Despite the shout-outs to musical theater nerds, then, such as a sign advertising productions of Les Misérables, Lil Abner, Company, and Carousel at the Ohio retreat where Cathy performs each summer, The Last Five Years mostly skirts any connection to the genre as though it were faintly embarrassed. This is a strange choice, considering that nearly every word in the film is sung, and yet the handful of gestures toward the form’s more fantastical elements are perfunctory at best. The foot-tapping “Shiksa Goddess” includes a brief glimpse of the long line of Jewish women Jamie’s dated, standing before a black background as though floating through in his mind; later, as he sings an ode to personal and professional happiness (“My heart’s been stolen/My ego’s swollen/I just keep rolling along”), pedestrians suddenly form an impromptu dance company—and then disperse just as quickly. That (500) Days of Summer embraced a similar sequence with far more zeal is telling: Unwilling to turn up the volume on either the emotional realism or the bubblegum artifice, The Last Five Years practically wills itself to disappear.
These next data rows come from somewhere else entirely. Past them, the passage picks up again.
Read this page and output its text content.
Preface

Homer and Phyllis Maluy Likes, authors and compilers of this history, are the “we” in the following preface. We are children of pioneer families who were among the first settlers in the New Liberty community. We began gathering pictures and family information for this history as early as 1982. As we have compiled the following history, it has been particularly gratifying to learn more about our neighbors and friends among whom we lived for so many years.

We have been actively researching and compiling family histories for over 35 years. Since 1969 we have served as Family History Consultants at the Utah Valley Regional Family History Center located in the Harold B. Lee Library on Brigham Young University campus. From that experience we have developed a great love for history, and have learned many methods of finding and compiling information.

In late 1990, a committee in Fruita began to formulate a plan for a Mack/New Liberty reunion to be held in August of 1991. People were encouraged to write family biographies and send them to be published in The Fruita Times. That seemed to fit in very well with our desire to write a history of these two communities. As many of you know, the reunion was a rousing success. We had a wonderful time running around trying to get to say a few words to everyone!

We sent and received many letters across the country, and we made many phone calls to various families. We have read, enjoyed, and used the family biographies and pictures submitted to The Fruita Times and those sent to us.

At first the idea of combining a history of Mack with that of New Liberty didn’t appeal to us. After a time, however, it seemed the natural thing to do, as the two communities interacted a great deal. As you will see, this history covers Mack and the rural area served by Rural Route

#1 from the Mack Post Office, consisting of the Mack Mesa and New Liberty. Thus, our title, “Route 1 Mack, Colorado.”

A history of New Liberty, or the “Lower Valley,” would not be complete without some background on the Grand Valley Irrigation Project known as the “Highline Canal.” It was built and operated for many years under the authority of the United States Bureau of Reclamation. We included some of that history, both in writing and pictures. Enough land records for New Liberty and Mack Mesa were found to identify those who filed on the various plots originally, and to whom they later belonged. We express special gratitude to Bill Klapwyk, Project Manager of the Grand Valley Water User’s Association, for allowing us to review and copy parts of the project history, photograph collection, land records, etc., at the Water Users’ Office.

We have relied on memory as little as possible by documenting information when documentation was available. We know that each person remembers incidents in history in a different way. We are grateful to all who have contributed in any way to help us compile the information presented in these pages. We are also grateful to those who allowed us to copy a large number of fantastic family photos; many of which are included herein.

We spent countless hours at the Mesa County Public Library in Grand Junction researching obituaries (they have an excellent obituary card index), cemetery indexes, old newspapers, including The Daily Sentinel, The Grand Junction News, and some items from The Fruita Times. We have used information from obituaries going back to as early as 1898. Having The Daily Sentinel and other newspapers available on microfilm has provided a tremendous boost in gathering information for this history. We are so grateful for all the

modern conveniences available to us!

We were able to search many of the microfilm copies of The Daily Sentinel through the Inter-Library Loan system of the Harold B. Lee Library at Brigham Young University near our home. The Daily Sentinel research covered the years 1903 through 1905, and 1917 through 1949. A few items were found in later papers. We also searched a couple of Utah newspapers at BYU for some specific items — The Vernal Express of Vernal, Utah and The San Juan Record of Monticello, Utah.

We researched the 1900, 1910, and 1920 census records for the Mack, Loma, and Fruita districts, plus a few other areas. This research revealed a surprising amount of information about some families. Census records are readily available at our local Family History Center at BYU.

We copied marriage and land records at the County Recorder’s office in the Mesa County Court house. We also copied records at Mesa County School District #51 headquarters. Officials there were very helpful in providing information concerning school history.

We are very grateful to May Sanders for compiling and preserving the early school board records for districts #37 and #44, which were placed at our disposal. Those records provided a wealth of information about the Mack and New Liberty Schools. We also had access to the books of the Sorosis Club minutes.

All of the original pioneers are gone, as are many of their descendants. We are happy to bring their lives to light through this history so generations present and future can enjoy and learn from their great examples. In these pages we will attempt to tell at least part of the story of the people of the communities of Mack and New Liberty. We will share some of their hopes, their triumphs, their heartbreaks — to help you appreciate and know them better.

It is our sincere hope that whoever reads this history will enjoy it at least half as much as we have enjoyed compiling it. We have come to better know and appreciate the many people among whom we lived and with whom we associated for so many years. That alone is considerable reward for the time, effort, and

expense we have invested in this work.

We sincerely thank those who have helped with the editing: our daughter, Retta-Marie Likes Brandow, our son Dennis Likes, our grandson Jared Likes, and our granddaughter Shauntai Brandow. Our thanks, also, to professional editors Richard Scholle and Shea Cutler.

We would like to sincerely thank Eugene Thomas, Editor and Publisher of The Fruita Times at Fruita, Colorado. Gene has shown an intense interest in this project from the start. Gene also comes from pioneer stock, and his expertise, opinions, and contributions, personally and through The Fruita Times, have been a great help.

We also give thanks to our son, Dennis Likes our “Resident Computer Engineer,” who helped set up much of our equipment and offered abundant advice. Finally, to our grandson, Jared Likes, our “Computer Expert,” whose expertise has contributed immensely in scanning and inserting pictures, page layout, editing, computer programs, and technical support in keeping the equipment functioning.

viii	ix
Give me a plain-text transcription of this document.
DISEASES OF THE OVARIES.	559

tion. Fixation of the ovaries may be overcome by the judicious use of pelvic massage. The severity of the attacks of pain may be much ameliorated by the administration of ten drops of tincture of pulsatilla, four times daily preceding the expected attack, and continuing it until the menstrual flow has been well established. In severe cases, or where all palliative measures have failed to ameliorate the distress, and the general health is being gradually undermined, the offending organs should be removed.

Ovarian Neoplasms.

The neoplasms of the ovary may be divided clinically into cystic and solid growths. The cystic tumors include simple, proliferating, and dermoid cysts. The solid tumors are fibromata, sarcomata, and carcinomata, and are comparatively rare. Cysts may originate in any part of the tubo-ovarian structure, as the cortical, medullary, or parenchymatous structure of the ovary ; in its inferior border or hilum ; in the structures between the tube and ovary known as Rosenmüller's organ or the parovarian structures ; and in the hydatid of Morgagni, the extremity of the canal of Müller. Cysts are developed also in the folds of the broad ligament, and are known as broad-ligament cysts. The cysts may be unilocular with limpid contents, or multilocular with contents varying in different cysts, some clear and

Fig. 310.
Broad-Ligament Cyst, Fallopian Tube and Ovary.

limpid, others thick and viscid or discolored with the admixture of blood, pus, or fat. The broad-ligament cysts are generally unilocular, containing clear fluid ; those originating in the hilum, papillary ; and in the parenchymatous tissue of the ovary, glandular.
Jordan, with the dulcet voice and handsome face of your average chorus-line hunk, fails to free Jamie from these aesthetic shackles, playing the young writer’s restless ambition as an inevitable byproduct of being thrust into a world of fame, wealth, and beautiful women at an early age. To his credit, however, LaGravenese appears to realize what he has in Kendrick, and it’s when she’s in focus that The Last Five Years comes alive. Whether wryly funny, annotating Jamie’s rendition of “The Schmuel Song” with snide remarks, or stirring, as in the lovely “Still Hurting,” Kendrick manages to convey both the nostalgic and the regretful notes without withdrawing to the down-the-middle blandness that pervades the rest of the film. Even during the climactic argument, as Jamie segues into “If I Didn’t Believe in You,” the camera settles not on Jordan but on Kendrick, framed in the foreground as Cathy attempts to explain her frustration at always playing second fiddle. She soon goes silent, mouth quavering with the onset of tears, but she’s a showstopper nonetheless.